As housing minister in the early 1990s, he presided over the biggest building drive in Jewish settlements in the West Bank and Gaza since Israel occupied the territories in 1967.
After Binyamin Netanyahu's right-wing coalition came to power in 1996, the new Israeli prime minister bowed to pressure to include the former army general in his cabinet.
On appointing him as foreign minister in 1998, Mr Netanyahu said Mr Sharon was the best man for the job.
"We shouldn't deal with bygones," he said. "He has a record throughout his public life and during the past 15 years that people should be proud of."
Mr Sharon went on to become leader of the right-wing Likud Party in opposition after Mr Netanyahu's decisive defeat in the 1999 general election.
His son Omri recently pleaded guilty to providing false testimony and falsifying documents following an investigation into corruption in the funding of Mr Sharon's bid to lead Likud.
However, Mr Sharon has consistently denied involvement, and has not been charged.
After the failure of the 2000 Camp David talks, Mr Sharon sought to stir a public groundswell against the then Prime Minister Ehud Barak, depicting him as a usurper ready to trade Jerusalem for a peace agreement.
''Barak does not have the right to give up Jerusalem, which the people received as a legacy,'' Mr Sharon said at a parliamentary session.
New times, new party
His controversial visit in 2000 to the al-Aqsa mosque compound in east Jerusalem, a site which is also holy to Jews, was one of the sparks for the second Palestinian intifada (uprising).
Critics say Mr Sharon knew the visit would trigger violence and gambled on the Israeli public turning to a tough leader like him who would know how to handle it firmly.

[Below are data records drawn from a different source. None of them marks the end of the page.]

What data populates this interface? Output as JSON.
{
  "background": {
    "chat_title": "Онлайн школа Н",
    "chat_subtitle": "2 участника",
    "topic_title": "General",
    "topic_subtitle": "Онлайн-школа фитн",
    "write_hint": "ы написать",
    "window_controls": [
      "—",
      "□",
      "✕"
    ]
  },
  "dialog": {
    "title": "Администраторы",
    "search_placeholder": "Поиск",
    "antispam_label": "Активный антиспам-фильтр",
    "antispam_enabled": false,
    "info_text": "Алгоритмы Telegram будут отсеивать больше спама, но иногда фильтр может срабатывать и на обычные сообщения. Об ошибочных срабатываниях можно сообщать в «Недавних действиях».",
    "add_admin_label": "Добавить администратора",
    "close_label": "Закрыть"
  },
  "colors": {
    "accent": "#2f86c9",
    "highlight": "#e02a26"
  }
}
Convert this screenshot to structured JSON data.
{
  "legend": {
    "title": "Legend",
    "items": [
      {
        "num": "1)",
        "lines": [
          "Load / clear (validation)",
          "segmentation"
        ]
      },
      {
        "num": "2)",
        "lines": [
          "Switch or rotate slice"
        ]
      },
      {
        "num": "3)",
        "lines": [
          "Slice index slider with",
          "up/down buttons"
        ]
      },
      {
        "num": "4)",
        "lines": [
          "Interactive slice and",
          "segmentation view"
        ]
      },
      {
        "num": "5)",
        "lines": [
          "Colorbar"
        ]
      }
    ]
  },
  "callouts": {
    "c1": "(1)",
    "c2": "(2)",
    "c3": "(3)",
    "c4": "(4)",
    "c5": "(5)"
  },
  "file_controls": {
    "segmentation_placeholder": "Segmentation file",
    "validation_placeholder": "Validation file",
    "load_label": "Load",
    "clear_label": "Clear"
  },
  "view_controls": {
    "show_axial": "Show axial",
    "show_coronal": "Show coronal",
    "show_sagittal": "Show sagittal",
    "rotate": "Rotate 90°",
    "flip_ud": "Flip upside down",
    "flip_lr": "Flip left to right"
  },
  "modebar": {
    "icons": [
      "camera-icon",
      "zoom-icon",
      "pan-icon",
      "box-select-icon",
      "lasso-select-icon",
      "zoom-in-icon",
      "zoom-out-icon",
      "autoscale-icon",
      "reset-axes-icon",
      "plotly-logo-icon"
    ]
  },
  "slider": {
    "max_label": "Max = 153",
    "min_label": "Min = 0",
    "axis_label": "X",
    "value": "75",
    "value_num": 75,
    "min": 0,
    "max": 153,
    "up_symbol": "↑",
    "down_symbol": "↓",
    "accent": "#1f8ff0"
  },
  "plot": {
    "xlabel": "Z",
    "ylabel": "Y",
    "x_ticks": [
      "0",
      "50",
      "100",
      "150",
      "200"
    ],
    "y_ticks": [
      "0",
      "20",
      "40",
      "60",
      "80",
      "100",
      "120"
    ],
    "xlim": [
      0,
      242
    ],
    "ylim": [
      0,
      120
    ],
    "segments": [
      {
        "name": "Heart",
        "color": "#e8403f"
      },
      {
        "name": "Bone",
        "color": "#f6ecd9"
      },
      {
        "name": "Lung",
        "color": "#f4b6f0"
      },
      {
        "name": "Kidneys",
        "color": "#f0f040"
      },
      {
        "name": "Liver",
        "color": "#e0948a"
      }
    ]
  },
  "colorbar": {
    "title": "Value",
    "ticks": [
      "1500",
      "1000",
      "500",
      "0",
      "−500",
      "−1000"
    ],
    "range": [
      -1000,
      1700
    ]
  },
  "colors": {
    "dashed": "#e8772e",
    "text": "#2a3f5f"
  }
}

0n 6 February 2001 he won a landslide victory, pledging to achieve "security and true peace" while insisting he would not be bound by previous negotiations with the Palestinians.
US President George W Bush called Mr Sharon a "man of peace" but his years in office have seen the prospects for a negotiated settlement with the Palestinians recede at times, while the policy with Syria appears to be marking time.
Following a spate of suicide bombings and attacks by Palestinian militants in Israel in the 1990s and beyond, Mr Sharon sought to fortify the state by building the controversial West Bank barrier.
However, he went on to withdraw from Gaza and four settlements in the northern West Bank in the face of great hostility at home.
He ruled out any further unilateral withdrawals and said he envisioned a map of Israel's eventual borders - not to be made public until the end of final-status talks with the Palestinians.
Amid the growing dissent within Likud over the withdrawal from Gaza, Ariel Sharon left the party in 2005 along with many allies to form Kadima.
The party was seen by some largely as a vehicle for Mr Sharon, bringing together disparate politicians under the unifying influence of the veteran leader, but has been forced to find its own voice now that its founder has left the political stage.